Reported by Joel Grossbarth in The Rockland County Times
FLASHBACK: A triumphant Delhomme posed for this photo after winning the 2013 Spring Valley mayoral election. Shortly thereafter, he controversially acquired a 2014 Ford SUV without following the required competitive bidding process. A Supreme Court Judge ruled this week that Delhomme’s paycheck will be garnished to pay any damages to the village. (Photo by Aaron Moeller)
The self-proclaimed “King of Spring Valley” had a really bad week in the Rockland County Supreme Court.
It started when Village of Spring Valley Mayor Demeza Delhomme was ordered to repay the village for the purchase of a 2014 Ford vehicle, which a judge ruled the mayor bought in violation of a New York law requiring municipalities to seek competitive bidding.
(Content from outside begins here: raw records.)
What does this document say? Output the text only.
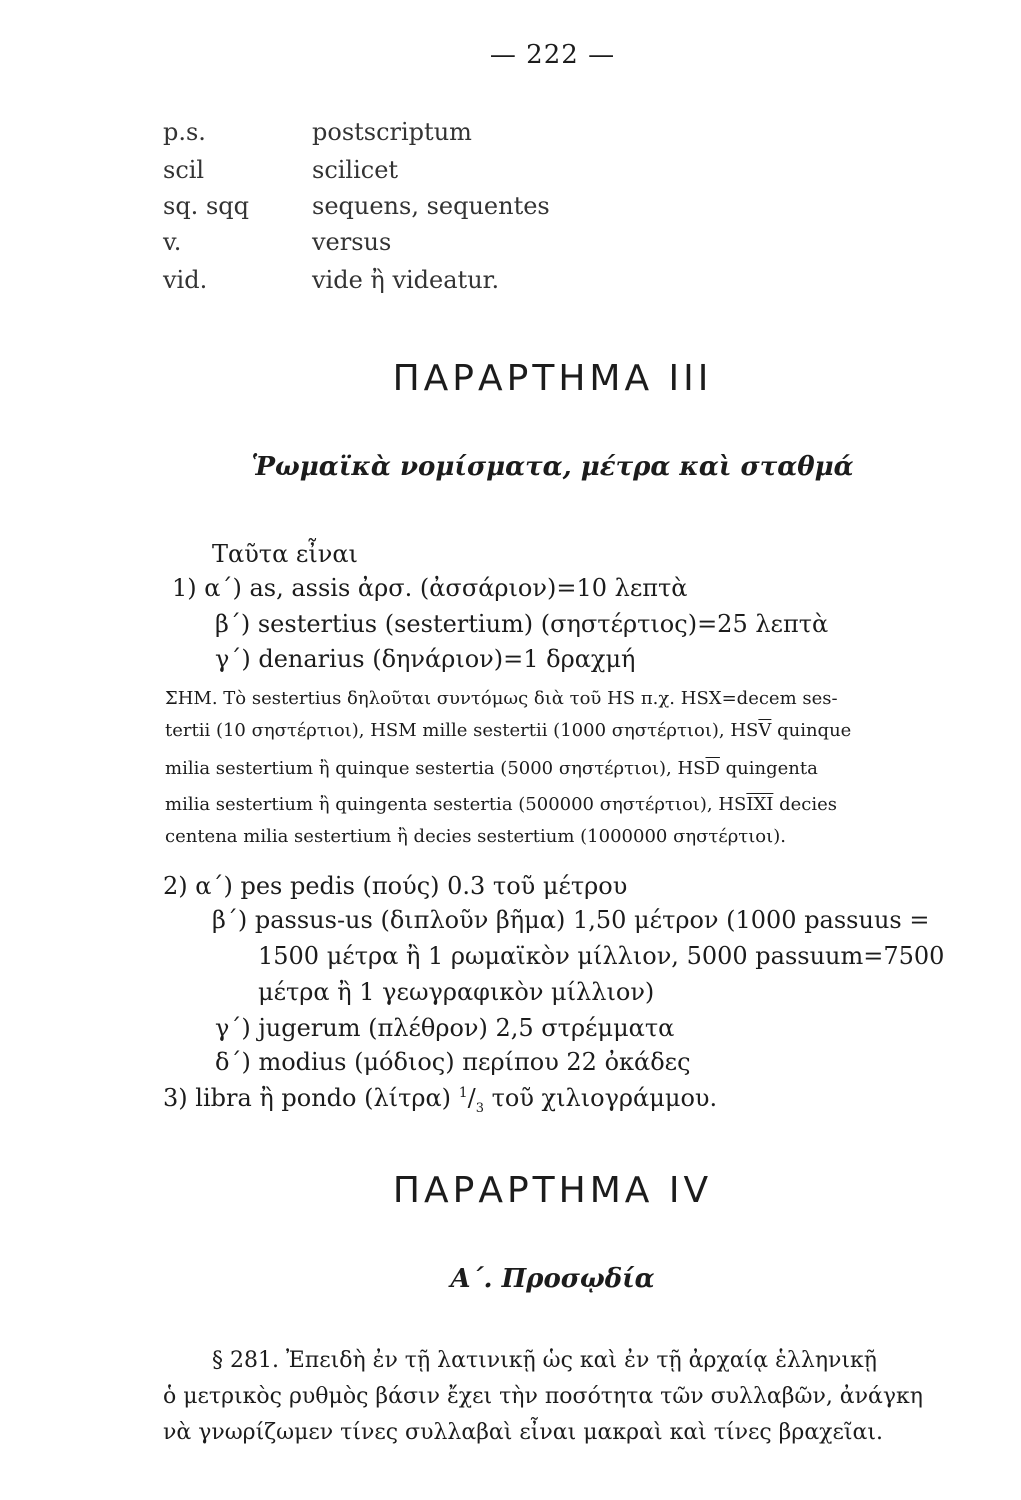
— 222 —
p.s.	postscriptum
scil	scilicet
sq. sqq	sequens, sequentes
v.	versus
vid.	vide ἢ videatur.
ΠΑΡΑΡΤΗΜΑ III
Ῥωμαϊκὰ νομίσματα, μέτρα καὶ σταθμά
Ταῦτα εἶναι
1) α΄) as, assis ἀρσ. (ἀσσάριον)=10 λεπτὰ
β΄) sestertius (sestertium) (σηστέρτιος)=25 λεπτὰ
γ΄) denarius (δηνάριον)=1 δραχμή
ΣΗΜ. Τὸ sestertius δηλοῦται συντόμως διὰ τοῦ HS π.χ. HSX=decem ses-
tertii (10 σηστέρτιοι), HSM mille sestertii (1000 σηστέρτιοι), $HS\overline{V}$ quinque
milia sestertium ἢ quinque sestertia (5000 σηστέρτιοι), $HS\overline{D}$ quingenta
milia sestertium ἢ quingenta sestertia (500000 σηστέρτιοι), $HS\overline{IXI}$ decies
centena milia sestertium ἢ decies sestertium (1000000 σηστέρτιοι).
2) α΄) pes pedis (πούς) 0.3 τοῦ μέτρου
β΄) passus-us (διπλοῦν βῆμα) 1,50 μέτρον (1000 passuus =
1500 μέτρα ἢ 1 ρωμαϊκὸν μίλλιον, 5000 passuum=7500
μέτρα ἢ 1 γεωγραφικὸν μίλλιον)
γ΄) jugerum (πλέθρον) 2,5 στρέμματα
δ΄) modius (μόδιος) περίπου 22 ὀκάδες
3) libra ἢ pondo (λίτρα) $^1/_3$ τοῦ χιλιογράμμου.
ΠΑΡΑΡΤΗΜΑ IV
Α΄. Προσῳδία
§ 281. Ἐπειδὴ ἐν τῇ λατινικῇ ὡς καὶ ἐν τῇ ἀρχαίᾳ ἑλληνικῇ
ὁ μετρικὸς ρυθμὸς βάσιν ἔχει τὴν ποσότητα τῶν συλλαβῶν, ἀνάγκη
νὰ γνωρίζωμεν τίνες συλλαβαὶ εἶναι μακραὶ καὶ τίνες βραχεῖαι.
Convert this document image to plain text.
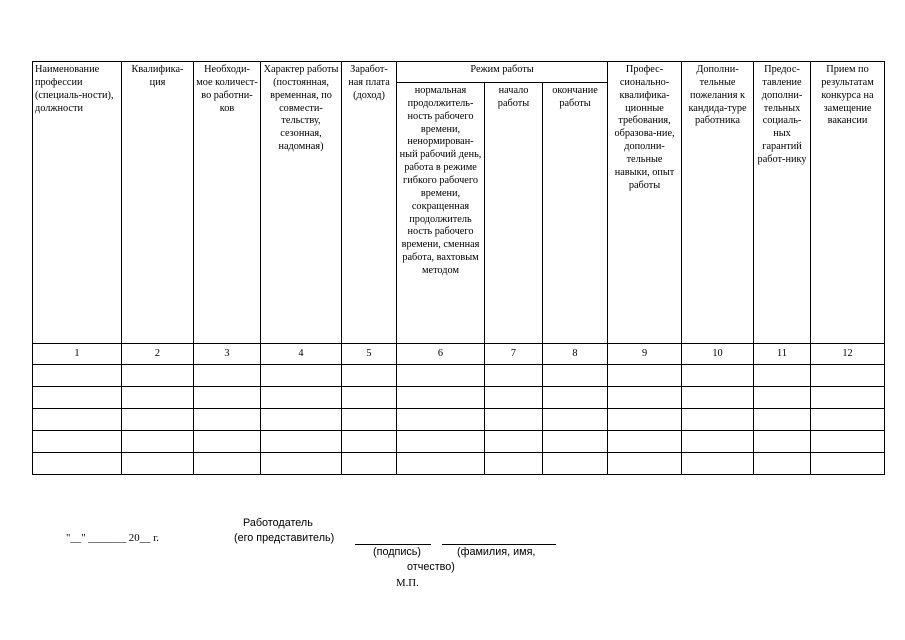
Наименование профессии (специаль-ности), должности	Квалифика-ция	Необходи-мое количест-во работни-ков	Характер работы (постоянная, временная, по совмести-тельству, сезонная, надомная)	Заработ-ная плата (доход)	Режим работы			Профес-сионально-квалифика-ционные требования, образова-ние, дополни-тельные навыки, опыт работы	Дополни-тельные пожелания к кандида-туре работника	Предос-тавление дополни-тельных социаль-ных гарантий работ-нику	Прием по результатам конкурса на замещение вакансии
					нормальная продолжитель-ность рабочего времени, ненормирован-ный рабочий день, работа в режиме гибкого рабочего времени, сокращенная продолжитель ность рабочего времени, сменная работа, вахтовым методом	начало работы	окончание работы				
1	2	3	4	5	6	7	8	9	10	11	12

Работодатель
"__" _______ 20__ г.	(его представитель)
(подпись)	(фамилия, имя,
отчество)
М.П.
Rockland County Supreme Court Justice Gerald Loehr held in Matter of Delhomme v. The Board of Trustees of the Village of Spring Valley that the Village Board of Trustees had a right to recoup the money the mayor spent in violation of New York General Municipal Law. He ruled this is “something which has already been determined by this Court and may not be relitigated by the Mayor.”
The court also ruled that the mayor’s salary of $115,000 per year can be garnished 10 percent per paycheck until the village is repaid in full. The cost of the vehicle was $47,487.50, which is the amount the trustees seek in damages.
Delhomme will have the opportunity to argue that the actual damages are lower than that amount. Those hearings continue Friday, February 10. The burden of proof is on Delhomme, Judge Loehr said.
If the latest legal fiasco isn’t enough, Acting Village Clerk Kathryn Ball sued the mayor and Village Board this week after the Village Board defunded the position of Village Clerk from the budget, effectively terminating Ms. Ball from her position. Ms. Ball claims that the unlawful withholding of two weeks pay was a “taking” without just compensation in violation of the United States and New York State constitutions. Ms. Ball also claims punitive damages for the unlawful termination and deprivation of rights.
In a related action, former Village Clerk Sherry Scott sued the village for backpay, claiming that since no permanent clerk was appointed after her termination in 2013, she legally occupies the position and is entitled to recoup the pay she was supposedly denied. After three years on the bench, Scott was rehired by the village and named deputy clerk in August 2016. She cites her rehire as evidence she has technically been the clerk all along, even though she did not work for about three years.
To top off the “only in Spring Valley” flavor of craziness for the week, the 2017 mayoral election looms and rumors are swirling that former Village Justice Alan Simon will be running for mayor in November. That is the same Simon who was stripped of his right to be a judge after a State Appeals Court panel ruled he abused power and mistreated colleagues in Spring Valley.